The AP says the draft outlines rules for federal agencies to propose new regulations or broaden existing ones and includes other provisions involving the sharing of data between private corporations and the federal government.
The White House has not announced when the president will authorize the executive order, but its mere existence is all but certain to be a response to the Legislative Branch’s inability to compromise on a cybersecurity bill between members of both the House of Representatives and the Senate. Lawmakers in the House were able to largely agree on one such bill this year, the Cyber Intelligence Sharing and Protection Act, or CISPA, but efforts on the part of the Senate to draft a similar bill on their own end were futile, leaving Washington essentially deadlocked on the issue, much to the chagrin of those they have made hawkish calls for an immediate and extensive law.
Had CISPA been signed into law, it would have offered incentives to private companies who shared personal user info submitted online with the US government under the guise of being a necessity for national security. The White House released a statement of administrative policy in response back in April condemning CISPA on the basis that it failed “to provide authorities to ensure that the nation’s core critical infrastructure is protected while repealing important provisions of electronic surveillance law without instituting corresponding privacy, confidentiality and civil liberties safeguards.”
“Moreover, information sharing, while an essential component of comprehensive legislation, is not alone enough to protect the nation’s core critical infrastructure from cyber threats,” the White House originally wrote.
The Obama administration said earlier this year that president would veto CISPA if a copy of the bill made its way to the oval office, but skeptics have been unsure of Mr. Obama’s take as of late, specifically after cybersecurity coordinator Howard A. Schmidt left his position within the administration in May. Now the White House has revealed their own plans for a cybersecurity bill that, while largely different from CISPA in some aspects, certainly borrows from some parts of that bill.
The AP reports that third-party companies will not necessarily be bound to sharing intelligence with the government in exchange for certain incentives, although they will be able to voluntarily provide information. Federal News Radio reporter Jason Miller claims to have seen excerpts from the executive order last week and described it more closely related to the comprehensive cyber legislation introduced by Sens. Joseph Lieberman (I-Conn.) and Susan Collins (R- Maine) than CISPA, but added, “Sources say it doesn’t advocate for rewards or more tangible incentives such as liability protection like the Lieberman-Collins bill does.”

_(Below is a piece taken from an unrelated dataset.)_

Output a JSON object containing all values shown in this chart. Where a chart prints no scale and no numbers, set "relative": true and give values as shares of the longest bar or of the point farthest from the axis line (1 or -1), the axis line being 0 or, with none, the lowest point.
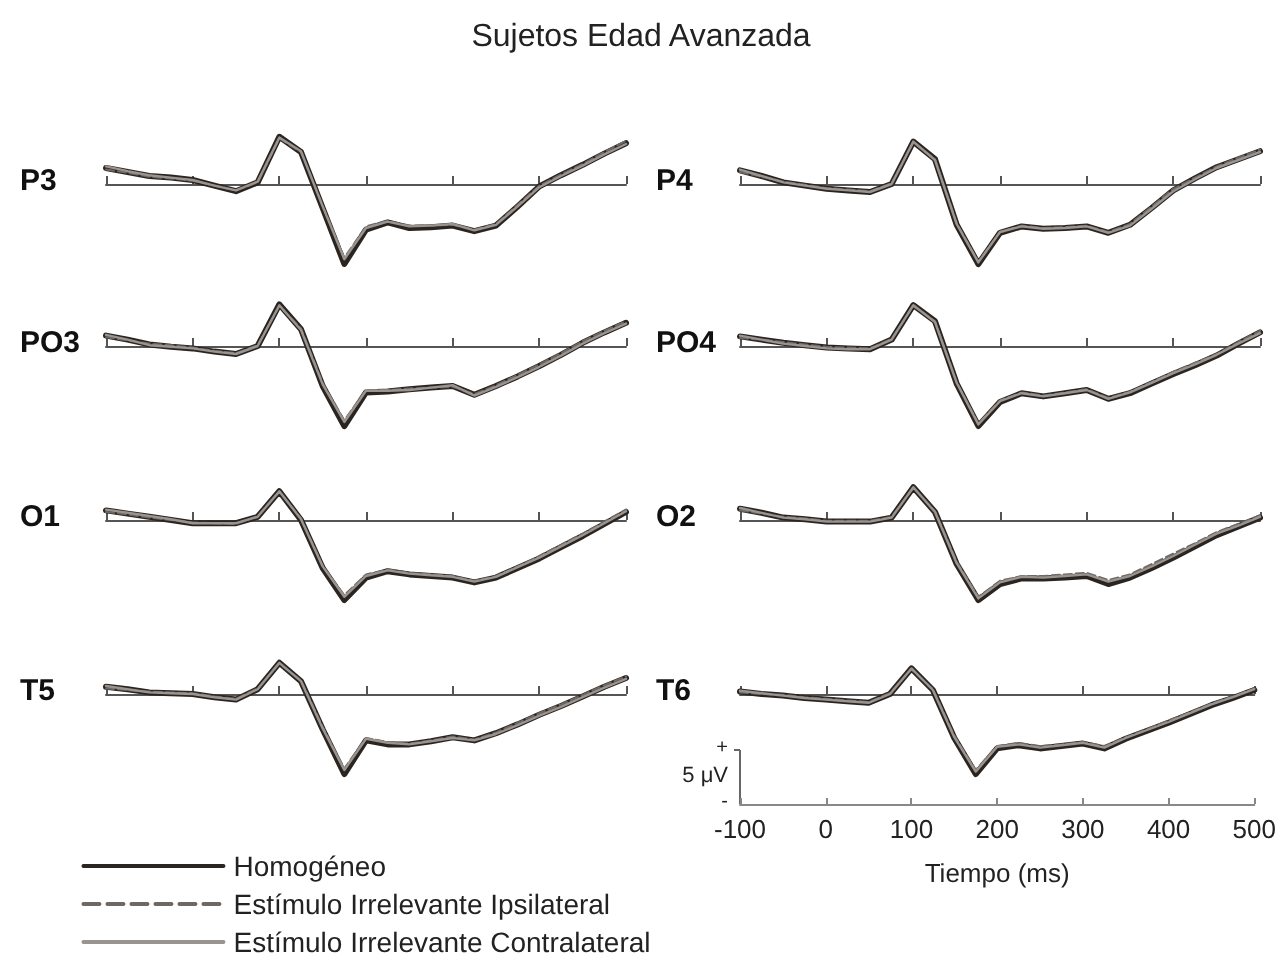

More so, however, the executive order appears to lay down the groundwork for federal staffers assigned to a committee established under the directive to design further cybersecurity acts once the order is signed.
“The private sector would collaborate with the cybersecurity council and also cooperate with NIST in the development of cybersecurity guidance,” the AP describes the order, while also seeking “better digital defenses for critical infrastructure while encouraging economic prosperity and promoting privacy and civil liberties.”
White House spokeswoman Caitlin Hayden told the Washington Post last week, “an Executive Order is among the things we’re considering to fulfill the president’s direction to us to do absolutely everything we can to better protect our nation against today’s cyberthreats.”